The minimum viable model for RLM needs two capabilities: it has to write correct Python, and it has to understand the REPL loop protocol (peek, slice, sub-call, FINAL). The paper only tests down to 8B, so where the floor sits is an open question — my guess is that below 4B, code generation quality drops enough that the recursive strategies break down, but nobody has published results proving that yet. At 8B, the sweet spot hits. You get reliable code generation, the model learns the recursion pattern from a small number of examples, and the whole thing runs on consumer hardware.
RLMs vs RAG vs context stuffing: what changes for builders
RLMs reframe the long-context problem from an architectural one (build bigger windows) to an inference strategy one (use the window you have more intelligently).
Here's how the approaches compare:
| Approach | Max Input | Quality at Scale | Cost per Query | Latency |
|---|---|---|---|---|
| Context stuffing | Limited by window (130K-2M) | Degrades in the middle | Proportional to tokens | Fast (single pass) |
| Summarize-then-answer | Unlimited in theory | Lossy — details get compressed out | Moderate (two passes) | Moderate |
| RAG (retrieval) | Unlimited in theory | Depends on retrieval quality | Low (only relevant chunks) | Fast |
| RLM (recursive) | Unlimited (10M+ tested) | Maintains or improves with scale | Comparable to stuffing, long-tailed | Slow (sequential sub-calls) |
This has three practical implications:
Small models get long-context superpowers. An 8B model with a 32K context window can now process million-token inputs by recursively chunking and sub-calling. You don't need a 128K or million-token context window. You need a model that can write code and follow a loop.
Cost drops significantly. On BrowseComp+ (6-11M tokens), RLM(GPT-5) cost a median of $0.99 per query versus $1.50-$2.75 for naive approaches that try to stuff everything into the context. The caveat: cost distributions are long-tailed. If the model gets stuck in a loop or runs redundant verifications, outlier runs can spike well above the median. For local models, the cost is just electricity and time.
The architecture is model-agnostic. The RLM library supports OpenAI, Anthropic, OpenRouter, and local models via vLLM. Same REPL loop, same recursive strategy, different model underneath. You can swap the backbone without changing the inference logic.

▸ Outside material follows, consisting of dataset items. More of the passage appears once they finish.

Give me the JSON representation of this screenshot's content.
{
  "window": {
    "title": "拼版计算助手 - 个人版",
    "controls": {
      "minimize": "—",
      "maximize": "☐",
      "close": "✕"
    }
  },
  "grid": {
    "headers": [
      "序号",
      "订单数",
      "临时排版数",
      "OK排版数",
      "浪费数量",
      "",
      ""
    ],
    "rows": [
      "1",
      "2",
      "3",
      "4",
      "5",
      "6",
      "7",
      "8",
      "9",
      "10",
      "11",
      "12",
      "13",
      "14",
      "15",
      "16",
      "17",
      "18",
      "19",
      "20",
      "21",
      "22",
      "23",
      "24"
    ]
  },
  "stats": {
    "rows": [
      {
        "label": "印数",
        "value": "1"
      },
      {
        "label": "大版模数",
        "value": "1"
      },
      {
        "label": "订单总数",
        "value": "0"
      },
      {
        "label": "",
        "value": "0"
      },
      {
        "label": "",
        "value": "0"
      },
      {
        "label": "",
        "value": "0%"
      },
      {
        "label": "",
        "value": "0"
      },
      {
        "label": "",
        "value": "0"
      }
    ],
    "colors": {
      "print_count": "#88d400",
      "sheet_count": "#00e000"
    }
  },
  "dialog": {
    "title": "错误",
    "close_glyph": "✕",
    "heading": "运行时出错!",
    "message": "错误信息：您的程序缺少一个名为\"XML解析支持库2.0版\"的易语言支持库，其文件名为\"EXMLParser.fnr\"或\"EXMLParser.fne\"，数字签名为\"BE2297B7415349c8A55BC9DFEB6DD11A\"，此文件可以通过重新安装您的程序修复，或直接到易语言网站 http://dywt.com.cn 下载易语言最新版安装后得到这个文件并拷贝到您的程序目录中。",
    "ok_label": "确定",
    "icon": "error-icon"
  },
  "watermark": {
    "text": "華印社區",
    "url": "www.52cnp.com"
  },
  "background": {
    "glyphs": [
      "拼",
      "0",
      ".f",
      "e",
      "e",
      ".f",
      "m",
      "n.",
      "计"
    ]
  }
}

The limitation is latency. Recursive sub-calls are sequential right now. A complex task might make 20-30 sub-calls, each requiring a full model inference pass. On a local 8B model, that's minutes, not seconds. The paper acknowledges this — async sub-calls and prefix caching are obvious next optimizations that haven't been implemented yet.
For batch processing and background research pipelines, the latency is a non-issue. This is exactly the pattern I use in Tuon Deep Research — multi-step pipelines where each phase processes a slice of the input and passes findings forward. RLMs formalize that pattern at the model level. For interactive chat, the latency is a real constraint. But I'd rather have a slow correct answer than a fast wrong one from a model that lost track of what it read 50K tokens ago.